Just over a week later the worst affected ewe was squinting and her eye looked inflamed again. I jabbed her again, it improved, but now two days later a couple of others look like they could be getting an issue again. I’m about to tear my hair out. Do I just jab the other four again as well?
you will learn long term to never mix sheep from different farms , apart from pink eye , you could bring in resistant worms , codd , scab , lice ,MV , etc all more expensive to treat than buying your own ram even if you sell him after tupping
 
We've had it on off for the last 5 years. It's not what many would call good practice, but a spray of engemycin or terramycin in the eye cures it if caught early enough. I tend yo have a tube of orbenin in around this time of year
Got a texel tup into the shed the other day and his one eye was totally white. Warmed the can in my pocket for a while and sprayed his eye once. Yes it was a shock to him but within 10 seconds he was fine,three days later his eye is clear. Less stressful for him than having to catch and retreat with ointment
 

beardface

Member
Location
East Yorkshire
Got a texel tup into the shed the other day and his one eye was totally white. Warmed the can in my pocket for a while and sprayed his eye once. Yes it was a shock to him but within 10 seconds he was fine,three days later his eye is clear. Less stressful for him than having to catch and retreat with ointment

I find if they've started to form.something similar to a cataract then ointment is the way to go, but all other times the can of spray is the best option.
 

Further a field

Member
Livestock Farmer
you will learn long term to never mix sheep from different farms , apart from pink eye , you could bring in resistant worms , codd , scab , lice ,MV , etc all more expensive to treat than buying your own ram even if you sell him after tupping
I certainly learned this having bought in codd affected ewes recently
 

spin cycle

Member
Location
north norfolk
I have five ewes that went away with another flock for tupping.

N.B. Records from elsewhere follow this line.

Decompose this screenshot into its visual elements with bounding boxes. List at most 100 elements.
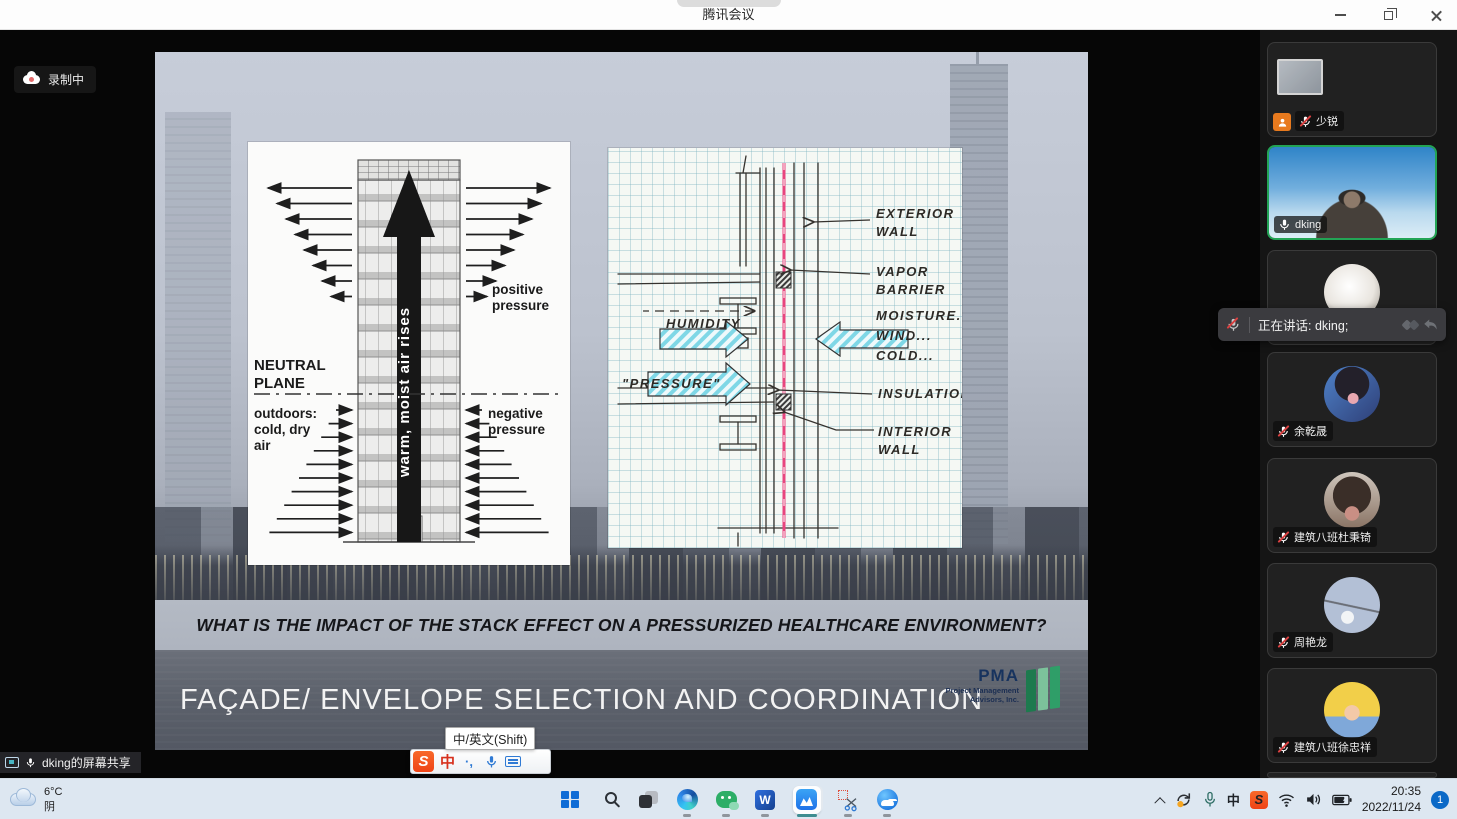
participant-tile-xuzhongxiang[interactable]: 建筑八班徐忠祥 bbox=[1267, 668, 1437, 763]
participant-name: 建筑八班徐忠祥 bbox=[1294, 739, 1371, 755]
windows-logo-icon bbox=[561, 791, 579, 809]
pma-line2: Advisors, Inc. bbox=[946, 695, 1019, 704]
speaking-toast: 正在讲话: dking; bbox=[1218, 308, 1446, 341]
avatar bbox=[1324, 682, 1380, 738]
tencent-meeting-icon bbox=[796, 789, 817, 810]
pressure-arrows bbox=[648, 321, 908, 405]
outdoors-label: air bbox=[254, 438, 271, 453]
pma-logo-bars bbox=[1026, 666, 1060, 713]
word-icon: W bbox=[755, 790, 775, 810]
browser-icon bbox=[877, 789, 898, 810]
start-button[interactable] bbox=[557, 781, 584, 819]
close-button[interactable] bbox=[1423, 4, 1449, 26]
wifi-icon[interactable] bbox=[1278, 793, 1295, 807]
battery-icon[interactable] bbox=[1332, 794, 1352, 806]
neutral-plane-label: NEUTRAL bbox=[254, 357, 326, 374]
mic-muted-icon bbox=[1277, 531, 1290, 544]
participant-video bbox=[1268, 43, 1436, 136]
participant-tile-zhouyanlong[interactable]: 周艳龙 bbox=[1267, 563, 1437, 658]
pressure-label: "PRESSURE" bbox=[622, 376, 721, 391]
outdoors-label: outdoors: bbox=[254, 406, 317, 421]
avatar bbox=[1324, 472, 1380, 528]
share-banner-text: dking的屏幕共享 bbox=[42, 754, 131, 771]
ime-tooltip: 中/英文(Shift) bbox=[445, 727, 535, 750]
insulation-label: INSULATION bbox=[878, 386, 962, 401]
humidity-label: HUMIDITY bbox=[666, 316, 741, 331]
pma-logo: PMA Project Management Advisors, Inc. bbox=[946, 666, 1060, 710]
taskbar-app-wechat[interactable] bbox=[713, 781, 740, 819]
search-icon bbox=[605, 792, 617, 804]
skyscraper-silhouette bbox=[165, 112, 231, 542]
taskbar-app-tencent-meeting[interactable] bbox=[791, 781, 823, 819]
soft-keyboard-button[interactable] bbox=[505, 753, 521, 771]
screen-share-icon bbox=[5, 757, 19, 768]
window-title: 腾讯会议 bbox=[0, 0, 1457, 30]
ime-indicator-tray[interactable]: 中 bbox=[1227, 790, 1240, 809]
neutral-plane-label: PLANE bbox=[254, 375, 305, 392]
microphone-tray-icon[interactable] bbox=[1203, 791, 1217, 808]
outward-arrows-right bbox=[466, 188, 550, 297]
avatar bbox=[1324, 366, 1380, 422]
recording-badge[interactable]: 录制中 bbox=[14, 66, 96, 93]
slide-title: FAÇADE/ ENVELOPE SELECTION AND COORDINAT… bbox=[180, 684, 983, 717]
wechat-icon bbox=[716, 791, 737, 808]
mic-icon bbox=[25, 757, 36, 768]
tray-time: 20:35 bbox=[1362, 784, 1421, 800]
moisture-label: MOISTURE... bbox=[876, 308, 962, 323]
taskbar-app-browser[interactable] bbox=[874, 781, 901, 819]
cold-label: COLD... bbox=[876, 348, 934, 363]
shared-slide: warm, moist air rises positive pressure … bbox=[155, 52, 1088, 750]
taskbar-app-word[interactable]: W bbox=[752, 781, 779, 819]
screen-share-area: 录制中 bbox=[0, 30, 1457, 778]
participant-name: 少锐 bbox=[1316, 113, 1338, 129]
weather-temp: 6°C bbox=[44, 785, 62, 799]
ime-toolbar: S 中 ·, bbox=[410, 749, 551, 774]
taskbar-weather-widget[interactable]: 6°C 阴 bbox=[10, 779, 62, 819]
taskbar-app-snip[interactable] bbox=[835, 781, 862, 819]
title-bar: 腾讯会议 bbox=[0, 0, 1457, 30]
search-button[interactable] bbox=[596, 781, 623, 819]
voice-input-button[interactable] bbox=[483, 753, 499, 771]
taskbar-app-edge[interactable] bbox=[674, 781, 701, 819]
task-view-icon bbox=[639, 791, 658, 808]
minimize-icon bbox=[1335, 14, 1346, 16]
sogou-logo-icon[interactable]: S bbox=[413, 751, 434, 772]
participants-sidebar: 少锐 dking 余乾晟 bbox=[1260, 30, 1457, 778]
chevron-up-icon bbox=[1154, 797, 1165, 808]
exterior-wall-label: EXTERIOR bbox=[876, 206, 954, 221]
ime-mode-button[interactable]: 中 bbox=[440, 751, 455, 772]
sogou-tray-icon[interactable]: S bbox=[1250, 791, 1268, 809]
outward-arrows-left bbox=[268, 188, 352, 297]
mic-on-icon bbox=[1278, 218, 1291, 231]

sorry....but i thought i was stupid sometimes

you will learn long term to never mix sheep from different farms , apart from pink eye , you could bring in resistant worms , codd , scab , lice ,MV , etc all more expensive to treat than buying your own ram even if you sell him after tupping

this
 

Tommy_T

Member
Thanks all.

Absolutely agree that mixing flocks is a bad idea and not really something I wanted to do. I’m not so stupid that I don’t understand the concept of a closed flock, and this is what I like to keep, however I don’t have commercial breeds and swapping out my existing tup (the sire of the ewes in question) proved impossible for one reason or another. Always plenty of turnover for terminal sires but rare breeds prove tricky. My question was about the pink eye though, not my flock management decisions.